It’s no surprise that President Bush seized on selected snippets of an important intelligence report to underscore his belief that U.S. forces ought to stay in Iraq, seeing as how al-Qaeda is judged to be a growing power there.
The only surprise is that anyone would think such a transparently political move could counterbalance the administration’s sagging credibility on Iraq.
Politics aside, the National Intelligence Estimate paints a bleak picture of terrorist threats in hotspots around the world nearly six years after the Sept. 11 attacks and four years after the U.S. and its allies invaded Iraq – a pre-emptive move aimed at tamping down terrorism and seizing weapons of mass destruction.
The assessment, a declassified portion of which was made public Tuesday, contends al-Qaeda may try to attack the U.S. by using the terrorist network’s followers in Iraq.
Wait a minute. Last year’s intelligence assessment, compiled by 16 U.S. spy agencies, said the U.S. presence in Iraq had increased Islamic radicalism and worsened the threat of terror around the world.
It would seem that the administration is engaging in circuitous logic. When you put the pieces together, it goes something like this: The U.S. invasion created an incubator for radicals who are searching for weapons and means to attack the U.S. Given the situation, we can’t possibly leave Iraq.

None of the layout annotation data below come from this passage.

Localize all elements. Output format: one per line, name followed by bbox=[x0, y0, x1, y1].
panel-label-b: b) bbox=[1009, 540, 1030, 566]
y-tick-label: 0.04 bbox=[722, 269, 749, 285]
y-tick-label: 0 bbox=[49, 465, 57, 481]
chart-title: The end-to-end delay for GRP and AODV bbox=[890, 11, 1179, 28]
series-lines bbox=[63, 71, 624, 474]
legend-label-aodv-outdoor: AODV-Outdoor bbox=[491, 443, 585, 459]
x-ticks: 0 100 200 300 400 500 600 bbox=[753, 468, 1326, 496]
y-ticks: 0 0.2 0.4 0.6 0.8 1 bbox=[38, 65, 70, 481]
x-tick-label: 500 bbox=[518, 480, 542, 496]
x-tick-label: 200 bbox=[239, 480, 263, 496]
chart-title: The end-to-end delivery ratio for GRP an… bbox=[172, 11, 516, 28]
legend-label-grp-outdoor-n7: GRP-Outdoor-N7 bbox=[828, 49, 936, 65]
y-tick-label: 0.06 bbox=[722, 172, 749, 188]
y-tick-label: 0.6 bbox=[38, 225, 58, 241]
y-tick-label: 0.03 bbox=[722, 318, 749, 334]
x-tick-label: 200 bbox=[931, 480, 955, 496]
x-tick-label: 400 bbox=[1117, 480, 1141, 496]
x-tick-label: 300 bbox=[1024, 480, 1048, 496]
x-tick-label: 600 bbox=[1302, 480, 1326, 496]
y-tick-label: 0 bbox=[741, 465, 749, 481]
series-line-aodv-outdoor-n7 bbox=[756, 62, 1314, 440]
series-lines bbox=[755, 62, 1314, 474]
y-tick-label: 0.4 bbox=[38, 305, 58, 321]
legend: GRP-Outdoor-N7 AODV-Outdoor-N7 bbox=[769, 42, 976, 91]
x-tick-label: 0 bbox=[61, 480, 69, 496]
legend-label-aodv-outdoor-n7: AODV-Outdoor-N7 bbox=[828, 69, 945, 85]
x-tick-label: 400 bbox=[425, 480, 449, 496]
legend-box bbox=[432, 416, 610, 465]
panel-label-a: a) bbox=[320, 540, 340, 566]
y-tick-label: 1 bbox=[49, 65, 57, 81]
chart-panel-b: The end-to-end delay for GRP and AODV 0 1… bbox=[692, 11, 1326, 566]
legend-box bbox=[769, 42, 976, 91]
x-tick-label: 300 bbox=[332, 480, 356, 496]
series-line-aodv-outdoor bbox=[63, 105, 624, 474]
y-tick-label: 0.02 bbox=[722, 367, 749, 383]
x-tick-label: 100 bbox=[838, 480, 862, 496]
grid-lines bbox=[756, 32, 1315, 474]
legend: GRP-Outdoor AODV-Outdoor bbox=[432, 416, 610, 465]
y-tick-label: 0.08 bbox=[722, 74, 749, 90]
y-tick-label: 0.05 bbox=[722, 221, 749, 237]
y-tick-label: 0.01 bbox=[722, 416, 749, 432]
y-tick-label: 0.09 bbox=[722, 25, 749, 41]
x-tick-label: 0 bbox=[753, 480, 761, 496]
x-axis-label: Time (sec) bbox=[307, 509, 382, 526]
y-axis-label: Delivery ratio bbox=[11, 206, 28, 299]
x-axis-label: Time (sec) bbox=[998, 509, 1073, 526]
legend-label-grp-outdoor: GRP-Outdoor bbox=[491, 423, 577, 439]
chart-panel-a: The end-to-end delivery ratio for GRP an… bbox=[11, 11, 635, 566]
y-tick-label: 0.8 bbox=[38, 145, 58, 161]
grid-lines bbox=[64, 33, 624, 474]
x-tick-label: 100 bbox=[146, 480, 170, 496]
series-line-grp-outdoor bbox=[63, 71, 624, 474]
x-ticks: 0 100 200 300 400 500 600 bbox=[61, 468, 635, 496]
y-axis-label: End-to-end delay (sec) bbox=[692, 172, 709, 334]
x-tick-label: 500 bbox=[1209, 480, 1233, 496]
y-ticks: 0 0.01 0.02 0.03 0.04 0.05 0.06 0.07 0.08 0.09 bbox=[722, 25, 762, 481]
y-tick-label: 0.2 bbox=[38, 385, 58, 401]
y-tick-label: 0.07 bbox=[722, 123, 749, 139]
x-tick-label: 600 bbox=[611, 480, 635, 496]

“Al-Qaeda would have been a heck of a lot stronger today had we not stayed on the offensive,” Bush said.
The declassification and release of the report, which was completed in June, came on the same day that Senate Democratic leaders planned an all-nighter at the Capitol in the hopes of coaxing reluctant Republicans to drop support for the president’s war strategy.
Democrats tried, but failed, to get a vote on a measure urging the withdrawal of U.S. troops from Iraq by spring. Bush has fumed that it’s not the place of Congress to meddle in war strategy. But certainly federal lawmakers have considerable interest in the war and, importantly, the power to fund it.
Though the administration pulled out the stops in its release of the report and deployment of administration officials to talk up the need to continue the war effort, a careful reading of the assessment is anything but supportive of Bush’s Iraq strategy.
The assessment says al-Qaeda “has protected or regenerated key elements of its Homeland attack capability” by significantly strengthening its ranks in Pakistan. So, while U.S. forces were presiding over the disintegration of Iraq into civil war, our so- called allies in Pakistan were allowing al-Qaeda to regroup? That doesn’t sound like effective strategy. It sounds like the administration took its eyes off the ball in an all-encompassing effort to wrestle Iraq into submission.
The latest National Intelligence Estimate actually weakens the president’s already shaky reasoning for continuing his war policy. On top of that, the White House recently gave Iraq a decidedly mixed progress report on benchmarks for military, security and political progress.
The current Iraq strategy isn’t working. It’s time for the president to accept that truth and devise a plan that takes into account the harsh realities of the situation.